On a wound

In metallic (elemental) form, silver is unreactive and cannot kill bacteria. Silver atoms (denoted as Ag or Ag0) must lose an electron and become positively charged silver ions (Ag+) to become bactericidal. Elemental silver ionizes in the air but more readily when exposed to an aqueous environment such as wound exudate. In contrast, silver compounds contain positive silver ions bound to negatively charged ions or molecules. Some silver ions become detached from the compound when exposed to aqueous environments.
Silver ions are highly reactive and affect multiple sites within bacterial cells, ultimately causing bacterial cell death. They bind to bacterial cell membranes, disrupting the bacterial cell wall and cell leakage. Silver ions transported into the cell disrupt cell function by binding to proteins and interfering with energy production, enzyme function, and cell replication. Silver ions are active against many bacteria, fungi, and viruses, including many antibiotic-resistant bacteria, such as methicillin-resistant Staphylococcus aureus (MRSA) and vancomycin-resistant Enterococci (VRE).

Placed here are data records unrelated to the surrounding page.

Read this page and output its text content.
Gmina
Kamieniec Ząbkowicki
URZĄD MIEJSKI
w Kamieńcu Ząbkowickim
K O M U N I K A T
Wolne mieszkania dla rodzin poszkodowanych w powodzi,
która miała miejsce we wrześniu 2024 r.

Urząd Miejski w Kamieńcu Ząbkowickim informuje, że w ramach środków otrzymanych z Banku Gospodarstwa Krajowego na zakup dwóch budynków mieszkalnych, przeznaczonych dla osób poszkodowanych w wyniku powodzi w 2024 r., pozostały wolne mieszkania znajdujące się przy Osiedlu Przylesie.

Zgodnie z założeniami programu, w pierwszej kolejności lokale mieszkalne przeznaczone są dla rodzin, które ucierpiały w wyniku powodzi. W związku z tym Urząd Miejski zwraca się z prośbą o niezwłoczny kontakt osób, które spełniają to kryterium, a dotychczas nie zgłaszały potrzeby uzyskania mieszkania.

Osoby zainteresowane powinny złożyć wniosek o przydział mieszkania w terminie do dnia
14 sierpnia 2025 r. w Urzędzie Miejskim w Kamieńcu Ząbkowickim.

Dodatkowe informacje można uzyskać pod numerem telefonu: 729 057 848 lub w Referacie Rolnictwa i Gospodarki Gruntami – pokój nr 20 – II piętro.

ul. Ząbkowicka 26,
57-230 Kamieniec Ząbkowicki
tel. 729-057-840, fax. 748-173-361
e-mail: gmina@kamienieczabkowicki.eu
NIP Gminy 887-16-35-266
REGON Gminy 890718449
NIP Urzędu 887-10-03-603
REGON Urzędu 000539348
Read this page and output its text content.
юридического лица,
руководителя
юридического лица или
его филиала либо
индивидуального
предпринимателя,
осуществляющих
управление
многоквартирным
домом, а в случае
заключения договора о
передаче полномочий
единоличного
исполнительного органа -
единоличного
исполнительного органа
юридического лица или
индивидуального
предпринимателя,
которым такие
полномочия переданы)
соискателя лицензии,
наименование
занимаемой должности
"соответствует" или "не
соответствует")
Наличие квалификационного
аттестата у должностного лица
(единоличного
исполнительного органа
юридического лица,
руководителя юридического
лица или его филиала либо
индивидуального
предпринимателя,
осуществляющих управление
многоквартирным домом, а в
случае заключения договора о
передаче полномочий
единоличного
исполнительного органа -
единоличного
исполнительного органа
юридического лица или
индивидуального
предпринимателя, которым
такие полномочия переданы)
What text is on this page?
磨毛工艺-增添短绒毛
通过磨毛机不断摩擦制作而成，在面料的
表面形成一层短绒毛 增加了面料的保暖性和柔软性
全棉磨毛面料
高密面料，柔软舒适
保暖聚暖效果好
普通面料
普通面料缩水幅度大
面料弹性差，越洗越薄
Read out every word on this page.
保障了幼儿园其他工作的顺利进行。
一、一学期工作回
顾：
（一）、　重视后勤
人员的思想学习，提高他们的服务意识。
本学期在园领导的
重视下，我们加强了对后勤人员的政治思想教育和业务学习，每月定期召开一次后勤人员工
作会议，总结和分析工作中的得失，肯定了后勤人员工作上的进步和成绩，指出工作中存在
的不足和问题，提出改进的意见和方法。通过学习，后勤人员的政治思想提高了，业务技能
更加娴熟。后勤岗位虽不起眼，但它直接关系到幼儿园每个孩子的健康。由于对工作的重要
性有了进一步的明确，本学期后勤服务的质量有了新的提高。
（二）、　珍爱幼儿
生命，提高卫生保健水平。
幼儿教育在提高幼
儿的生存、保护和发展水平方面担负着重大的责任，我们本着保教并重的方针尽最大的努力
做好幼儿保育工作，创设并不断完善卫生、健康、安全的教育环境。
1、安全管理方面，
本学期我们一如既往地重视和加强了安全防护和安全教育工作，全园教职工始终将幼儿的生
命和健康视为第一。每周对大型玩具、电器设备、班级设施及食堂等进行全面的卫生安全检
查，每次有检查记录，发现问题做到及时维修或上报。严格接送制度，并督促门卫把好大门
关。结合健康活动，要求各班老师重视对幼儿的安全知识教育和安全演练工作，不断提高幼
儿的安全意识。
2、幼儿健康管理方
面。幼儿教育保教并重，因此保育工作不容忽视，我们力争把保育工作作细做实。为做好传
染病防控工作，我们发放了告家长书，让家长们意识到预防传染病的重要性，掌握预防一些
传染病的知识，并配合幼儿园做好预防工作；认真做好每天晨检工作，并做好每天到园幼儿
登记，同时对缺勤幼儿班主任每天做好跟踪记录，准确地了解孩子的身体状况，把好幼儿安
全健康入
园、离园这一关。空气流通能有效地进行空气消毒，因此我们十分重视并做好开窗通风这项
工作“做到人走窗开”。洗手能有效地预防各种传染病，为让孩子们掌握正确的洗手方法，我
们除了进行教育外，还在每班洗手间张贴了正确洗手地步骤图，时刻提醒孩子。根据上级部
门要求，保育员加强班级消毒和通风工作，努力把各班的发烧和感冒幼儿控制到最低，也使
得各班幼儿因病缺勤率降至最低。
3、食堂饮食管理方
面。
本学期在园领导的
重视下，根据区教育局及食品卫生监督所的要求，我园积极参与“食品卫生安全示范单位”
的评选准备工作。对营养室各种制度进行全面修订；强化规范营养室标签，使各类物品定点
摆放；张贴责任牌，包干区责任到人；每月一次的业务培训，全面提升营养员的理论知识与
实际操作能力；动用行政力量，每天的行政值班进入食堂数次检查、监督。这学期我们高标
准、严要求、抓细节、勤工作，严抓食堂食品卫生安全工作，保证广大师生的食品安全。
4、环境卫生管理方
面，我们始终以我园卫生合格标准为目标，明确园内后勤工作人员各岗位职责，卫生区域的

Studies of the effects of silver dressings on experimental models of biofilms have
suggested that silver may reduce bacterial adhesion, destabilize the biofilm matrix, kill bacteria within the matrix, and increase the susceptibility of bacteria to antibiotics.
Some laboratory studies have suggested that silver may benefit wound healing in addition to controlling bioburden alone. For example, silver nitrate, nanocrystalline silver, and some silver-containing dressings have been found to have anti-inflammatory effects and encourage blood vessel formation (neovascularization).
Only a small proportion of silver presented to a wound site in a dressing is involved in
antimicrobial action. Most rest remains within the dressing or binds to proteins in the
wound or debris. Very little is systemically absorbed.
Even if absorbed systemically, silver is excreted mainly via the biliary route in feces. Some are excreted in the urine. Silver is not absorbed into the central or peripheral nervous systems.